Elle avait hurlé à l’agonie. La masse tourbillonnante l’avait attrapée.
« Julis ! » Ayato cria.
Sous ses yeux, elle l’avait soulevée à des dizaines de mètres dans les airs, puis l’avait abattue sans ménagement.
Ayato avait bondi en avant pour la rattraper juste avant qu’elle ne touche le sol, mais la force du miasme était si forte qu’une fois que les deux camarades de classe étaient entrés en collision, ils avaient été projetés à près d’une douzaine de mètres sur la neige.
« Julis, ça va ? » demanda-t-il en la serrant dans ses bras.
« Ugnnh… »
Elle semblait avoir perdu connaissance. Et en plus, ses vêtements avaient commencé à pourrir là où le bras l’avait attrapée. Son teint était aussi devenu mauvais.
C’est donc le miasme d’Erenshkigal…
Les gens disaient qu’une simple touche de ce poison suffisait à consumer ses victimes. Il semblerait que ce n’était pas exagéré.
« … Êtes-vous Ayato Amagiri ? » demanda Orphelia, comme si elle venait juste de le remarquer. Son regard était froid, le considérant sans l’ombre d’un intérêt.
« C’est fini ! C’est peut-être Julis qui a lancé le défi, mais en faire plus serait… »
Avant qu’il ait pu finir de parler, un nuage de miasme commença à s’élever autour d’elle — ou plutôt, d’elle — s’accumulant autour de sa peau blanche exposée, là où son gant avait été brûlé.
« C’est dommage, mais même moi je ne peux pas arrêter le destin de quelqu’un une fois qu’il est enclenché… Vous devriez partir maintenant, si vous ne voulez pas être pris dans cette histoire. »
« Je ne peux pas faire ça, » déclara Ayato, tenant fermement Julis dans ses bras, tandis qu’il activait le Ser Veresta.

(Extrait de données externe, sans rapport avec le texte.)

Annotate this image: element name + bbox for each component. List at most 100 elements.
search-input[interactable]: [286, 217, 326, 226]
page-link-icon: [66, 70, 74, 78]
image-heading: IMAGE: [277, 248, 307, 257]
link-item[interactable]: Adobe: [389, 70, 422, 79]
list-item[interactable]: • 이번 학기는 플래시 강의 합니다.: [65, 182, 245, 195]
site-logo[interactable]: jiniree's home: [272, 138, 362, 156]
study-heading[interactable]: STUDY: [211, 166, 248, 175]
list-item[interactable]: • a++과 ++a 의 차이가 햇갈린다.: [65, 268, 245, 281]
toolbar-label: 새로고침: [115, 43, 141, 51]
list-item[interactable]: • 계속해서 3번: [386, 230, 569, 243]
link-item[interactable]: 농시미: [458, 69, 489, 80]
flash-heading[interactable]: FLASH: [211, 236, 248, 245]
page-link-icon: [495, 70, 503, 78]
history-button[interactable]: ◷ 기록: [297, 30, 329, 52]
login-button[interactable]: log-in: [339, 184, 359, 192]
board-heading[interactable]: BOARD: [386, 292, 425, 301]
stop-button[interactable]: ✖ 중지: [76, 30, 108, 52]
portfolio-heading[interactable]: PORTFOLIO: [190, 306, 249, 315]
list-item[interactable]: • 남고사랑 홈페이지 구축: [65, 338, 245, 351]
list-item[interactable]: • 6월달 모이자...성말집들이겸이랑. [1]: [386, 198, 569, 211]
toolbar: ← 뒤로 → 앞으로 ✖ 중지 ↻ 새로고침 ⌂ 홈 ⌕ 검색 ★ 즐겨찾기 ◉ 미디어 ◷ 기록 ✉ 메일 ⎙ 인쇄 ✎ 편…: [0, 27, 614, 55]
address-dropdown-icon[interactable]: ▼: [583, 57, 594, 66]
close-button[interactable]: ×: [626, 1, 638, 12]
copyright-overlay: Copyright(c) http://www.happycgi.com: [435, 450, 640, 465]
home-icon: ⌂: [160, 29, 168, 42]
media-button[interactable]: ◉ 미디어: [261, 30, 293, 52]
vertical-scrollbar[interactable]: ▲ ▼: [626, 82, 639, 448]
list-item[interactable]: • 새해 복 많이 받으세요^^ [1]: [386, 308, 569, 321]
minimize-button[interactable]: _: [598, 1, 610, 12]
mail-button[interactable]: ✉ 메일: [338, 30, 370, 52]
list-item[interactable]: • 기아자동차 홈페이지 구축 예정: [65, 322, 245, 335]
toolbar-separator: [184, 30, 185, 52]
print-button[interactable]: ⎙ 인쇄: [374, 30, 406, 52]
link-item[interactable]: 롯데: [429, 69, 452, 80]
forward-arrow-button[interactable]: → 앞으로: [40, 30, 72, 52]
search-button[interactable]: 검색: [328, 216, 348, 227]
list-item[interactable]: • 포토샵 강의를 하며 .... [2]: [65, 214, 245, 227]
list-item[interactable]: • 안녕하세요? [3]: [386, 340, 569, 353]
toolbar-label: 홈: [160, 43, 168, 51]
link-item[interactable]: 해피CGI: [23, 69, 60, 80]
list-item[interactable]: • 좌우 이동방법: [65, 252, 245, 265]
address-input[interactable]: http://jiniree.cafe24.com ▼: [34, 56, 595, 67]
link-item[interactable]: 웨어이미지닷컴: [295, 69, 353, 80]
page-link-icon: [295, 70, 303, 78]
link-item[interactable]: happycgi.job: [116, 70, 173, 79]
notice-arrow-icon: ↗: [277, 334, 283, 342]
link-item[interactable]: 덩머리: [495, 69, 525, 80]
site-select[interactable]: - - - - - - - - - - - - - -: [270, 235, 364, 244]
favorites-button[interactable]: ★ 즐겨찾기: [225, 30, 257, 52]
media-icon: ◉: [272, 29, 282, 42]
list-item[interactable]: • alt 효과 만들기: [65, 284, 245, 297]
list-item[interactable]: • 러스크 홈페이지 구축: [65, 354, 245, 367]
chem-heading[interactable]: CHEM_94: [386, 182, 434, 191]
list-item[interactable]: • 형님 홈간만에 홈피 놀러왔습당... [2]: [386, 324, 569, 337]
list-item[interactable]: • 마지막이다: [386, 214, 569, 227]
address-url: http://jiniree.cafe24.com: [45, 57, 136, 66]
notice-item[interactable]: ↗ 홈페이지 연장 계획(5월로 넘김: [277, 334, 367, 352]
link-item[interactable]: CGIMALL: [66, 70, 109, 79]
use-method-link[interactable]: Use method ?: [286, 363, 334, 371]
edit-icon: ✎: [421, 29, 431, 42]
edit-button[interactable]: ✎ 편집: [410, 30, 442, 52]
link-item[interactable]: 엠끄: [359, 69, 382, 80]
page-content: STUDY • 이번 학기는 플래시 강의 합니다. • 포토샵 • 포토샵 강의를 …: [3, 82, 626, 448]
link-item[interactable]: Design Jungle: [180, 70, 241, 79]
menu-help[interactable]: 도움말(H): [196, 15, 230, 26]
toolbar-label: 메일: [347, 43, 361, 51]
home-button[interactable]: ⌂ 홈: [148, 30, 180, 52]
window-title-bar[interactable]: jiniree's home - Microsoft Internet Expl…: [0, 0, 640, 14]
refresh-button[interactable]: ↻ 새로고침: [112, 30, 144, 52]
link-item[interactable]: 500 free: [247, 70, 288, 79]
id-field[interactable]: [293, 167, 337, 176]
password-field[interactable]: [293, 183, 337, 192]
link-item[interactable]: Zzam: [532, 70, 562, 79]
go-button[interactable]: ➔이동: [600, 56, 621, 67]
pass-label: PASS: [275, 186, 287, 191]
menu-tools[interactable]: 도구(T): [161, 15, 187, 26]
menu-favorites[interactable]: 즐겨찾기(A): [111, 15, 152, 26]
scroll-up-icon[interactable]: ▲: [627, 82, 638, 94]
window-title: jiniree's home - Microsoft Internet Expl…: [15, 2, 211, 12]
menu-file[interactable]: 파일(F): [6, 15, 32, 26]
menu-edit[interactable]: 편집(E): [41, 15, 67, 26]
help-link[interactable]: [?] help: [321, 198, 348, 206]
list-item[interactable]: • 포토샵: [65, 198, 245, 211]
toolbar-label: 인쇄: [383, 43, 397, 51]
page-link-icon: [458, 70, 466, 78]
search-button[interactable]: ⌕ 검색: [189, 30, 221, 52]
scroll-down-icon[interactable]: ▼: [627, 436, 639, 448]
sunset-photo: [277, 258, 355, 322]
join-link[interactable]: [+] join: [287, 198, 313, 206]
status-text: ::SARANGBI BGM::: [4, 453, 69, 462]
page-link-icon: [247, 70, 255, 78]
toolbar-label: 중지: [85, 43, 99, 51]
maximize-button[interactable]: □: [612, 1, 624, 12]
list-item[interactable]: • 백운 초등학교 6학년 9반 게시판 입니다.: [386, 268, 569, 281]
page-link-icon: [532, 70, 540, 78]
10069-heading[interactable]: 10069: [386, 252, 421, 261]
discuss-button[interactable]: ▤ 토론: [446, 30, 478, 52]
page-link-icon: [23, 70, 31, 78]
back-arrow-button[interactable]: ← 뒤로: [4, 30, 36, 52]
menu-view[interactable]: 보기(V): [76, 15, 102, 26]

« C’est dommage… » Orphelia répondit, et d’un seul coup, d’innombrables bras jaillirent du miasme pour frapper le couple.
« Style Amagiri Shinmei, Technique du milieu — Yatagarasu ! »
Il s’était retourné, tranchant proprement les bras avant qu’ils ne puissent l’atteindre.
Le sourcil d’Orphelia s’était contracté. « Ah, c’est donc le Ser Veresta… »
Son miasme semblait être imperméable aux armes normales, mais l’Orga Lux, capable de brûler n’importe quoi, semblait être une autre affaire.
Ce serait mieux si elle décidait de se retirer maintenant, pensa Ayato — mais si elle ne le faisait pas, il pourrait être obligé de la combattre.
Cependant, je ne pense pas que je puisse gagner…
Tenant Julis dans son bras gauche et Ser Veresta dans son bras droit, il commença à reculer prudemment.